Wird bei einem Cyber-Angriff eine bekannte Schwachstelle ausgenutzt, spielt der Umstand, dass Server nicht mit aktuellen Sicherheits-Updates ausgestattet waren, gegebenenfalls keine Rolle gegen potenzielle Leistungsansprüche gegen Versicherer.

4 Minuten Lesezeit

Eine Cyber-Versicherung schützt Unternehmen und Privatpersonen vor den finanziellen Folgen von Cyber-Angriffen und Datenverlusten. In einer digitalisierten Welt, in der immer mehr Geschäftsprozesse und persönliche Informationen online abgewickelt und gespeichert werden, steigt das Risiko von Hackerangriffen, Ransomware und Datendiebstahl. Ein solcher Vorfall kann erhebliche finanzielle Schäden verursachen, von Geschäftsausfällen bis hin zu Rechtsstreitigkeiten. Eine Cyber-Versicherung deckt diese unerwarteten Kosten, bietet oft auch Unterstützung durch Experten im Krisenmanagement und minimiert so das finanzielle Risiko. Sie trägt dazu bei, den Geschäftsbetrieb schnell wieder aufzunehmen und das Vertrauen der Kunden wiederherzustellen. – So jedenfalls das Idealbild.

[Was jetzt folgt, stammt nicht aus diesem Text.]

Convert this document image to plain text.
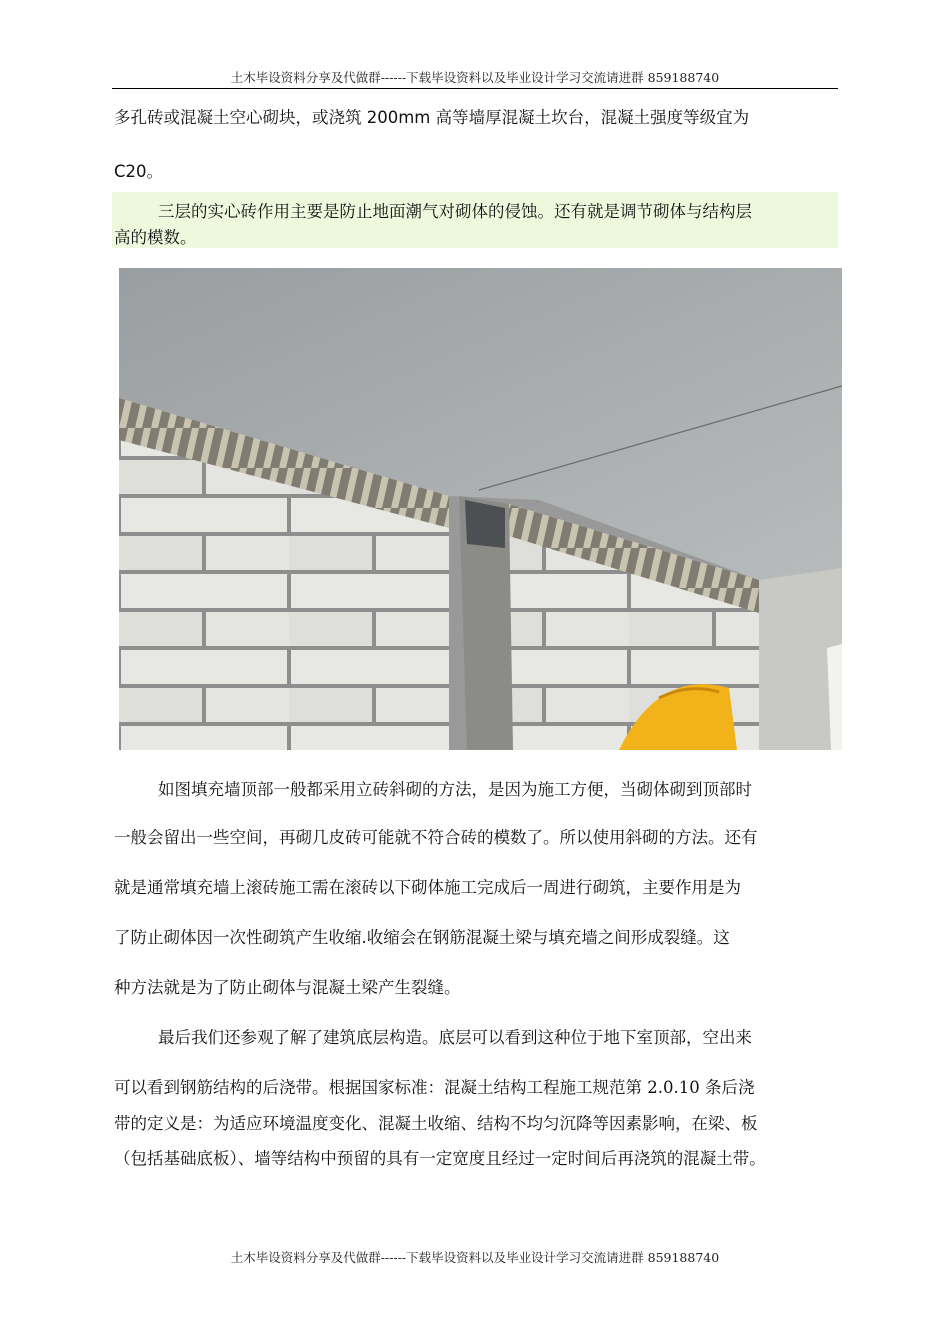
土木毕设资料分享及代做群------下载毕设资料以及毕业设计学习交流请进群 859188740
多孔砖或混凝土空心砌块，或浇筑 200mm 高等墙厚混凝土坎台，混凝土强度等级宜为
C20。
三层的实心砖作用主要是防止地面潮气对砌体的侵蚀。还有就是调节砌体与结构层
高的模数。
如图填充墙顶部一般都采用立砖斜砌的方法，是因为施工方便，当砌体砌到顶部时
一般会留出一些空间，再砌几皮砖可能就不符合砖的模数了。所以使用斜砌的方法。还有
就是通常填充墙上滚砖施工需在滚砖以下砌体施工完成后一周进行砌筑，主要作用是为
了防止砌体因一次性砌筑产生收缩.收缩会在钢筋混凝土梁与填充墙之间形成裂缝。这
种方法就是为了防止砌体与混凝土梁产生裂缝。
最后我们还参观了解了建筑底层构造。底层可以看到这种位于地下室顶部，空出来
可以看到钢筋结构的后浇带。根据国家标准：混凝土结构工程施工规范第 2.0.10 条后浇
带的定义是：为适应环境温度变化、混凝土收缩、结构不均匀沉降等因素影响，在梁、板
（包括基础底板）、墙等结构中预留的具有一定宽度且经过一定时间后再浇筑的混凝土带。
土木毕设资料分享及代做群------下载毕设资料以及毕业设计学习交流请进群 859188740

Tritt der Schadensfall ein, so zeigt sich jedoch, dass Versicherungsgeber oftmals versuchen, die Versicherungssumme aufgrund etwaiger Klauseln nicht auszubezahlen. Das Landgericht Tübingen hat nun in einem Urteil aus diesem Jahr festgehalten, welche Aspekte zu berücksichtigen sind, um die versicherte Summe dennoch auszuzahlen.

 

Rahmenbedingungen einer Cyberversicherung

Der Cyber-Versicherungsvertrag im beurteilten Fall umfasste unter anderem verschiedene Risiken wie den „Schutz von Sachen und Daten“, eine „Betriebsunterbrechung“ und den „Schutz in Fällen von Fremdschäden“ bei einer Deckungssumme von 5 Millionen Euro.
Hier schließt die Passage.